Mani also points out that the GST law had originally envisaged a taxpayer rating mechanism when the tax was introduced in 2017, a system that is yet to be implemented. A rating model based on parameters such as return filing, payment behaviour, and audit outcomes could allow authorities to provide compliance relaxations to highly rated taxpayers.

How can technology integration improve the system?

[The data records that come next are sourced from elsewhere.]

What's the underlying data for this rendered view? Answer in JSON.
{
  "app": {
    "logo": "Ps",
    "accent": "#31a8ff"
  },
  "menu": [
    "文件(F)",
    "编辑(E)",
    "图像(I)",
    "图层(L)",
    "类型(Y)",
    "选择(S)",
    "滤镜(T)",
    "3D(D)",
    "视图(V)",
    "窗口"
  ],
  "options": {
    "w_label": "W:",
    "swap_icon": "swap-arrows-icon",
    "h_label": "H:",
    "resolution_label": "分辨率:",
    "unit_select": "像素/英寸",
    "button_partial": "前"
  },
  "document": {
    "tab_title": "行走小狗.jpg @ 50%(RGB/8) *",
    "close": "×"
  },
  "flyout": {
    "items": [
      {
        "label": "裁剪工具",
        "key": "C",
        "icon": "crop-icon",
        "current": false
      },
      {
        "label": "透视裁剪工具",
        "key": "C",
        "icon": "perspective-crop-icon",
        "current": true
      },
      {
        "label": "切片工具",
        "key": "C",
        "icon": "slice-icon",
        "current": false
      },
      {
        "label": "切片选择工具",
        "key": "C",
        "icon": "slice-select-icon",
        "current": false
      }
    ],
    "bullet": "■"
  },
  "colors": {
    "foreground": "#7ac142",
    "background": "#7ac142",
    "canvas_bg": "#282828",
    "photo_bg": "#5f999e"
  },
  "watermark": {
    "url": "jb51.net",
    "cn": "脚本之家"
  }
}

At present, the e-way bill portal functions alongside the GST return filing system and the e-invoicing platform, with only partial linkages between them. As the e-invoicing ecosystem matures, experts believe greater integration could also reduce duplication of compliance.
 
Prashanth Agarwal, partner with Price Waterhouse, said the government should work towards merging certain requirements under the GST systems.
 
“With the maturity of the e-invoicing system, the government should work towards merging e-invoicing, GST Network and e-way bill requirements. This would help reduce the real-time compliance burden businesses face when goods are transported,” Agarwal said. He also suggested exploring voluntary B2C e-invoicing frameworks that would eliminate the need to carry physical invoices during transit, while giving authorities greater visibility into transactions.
 
Saurabh Agarwal, partner with EY, highlighted the need to review operational provisions such as short-distance exemptions, which allow certain local movements of goods without e-way bills. While these exemptions were introduced to reduce compliance burden on small transport operations, practitioners say they can sometimes be misused. He suggested that technology-driven safeguards could address this challenge without imposing additional compliance requirements on genuine businesses.
 
“With vehicle tracking, electronic seals and automated risk-based alerts, a trusted dealer framework for consistently compliant taxpayers becomes very achievable,” Agarwal noted. Such a system would significantly reduce transactional interventions around valuation or movement verification at toll points while allowing enforcement agencies to focus on genuine risk indicators.
 
Adoption of this new set of reforms could help the e-way bill system evolve into a true enabler of seamless trade, boosting India’s logistics performance index and supporting the vision of a $5-trillion economy, experts said.
 
"This trust-centric approach would not only minimise compliance costs, potentially saving businesses billions in delays and penalties, but also reinforce voluntary adherence, ultimately strengthening the GST regime’s credibility and efficiency," said Rastogi.
 
Mishra projected that as the system matures with integrated technologies like AI and blockchain, it could pave the way for real-time cross-border trade facilitation, aligning India more closely with global best practices in supply chain management.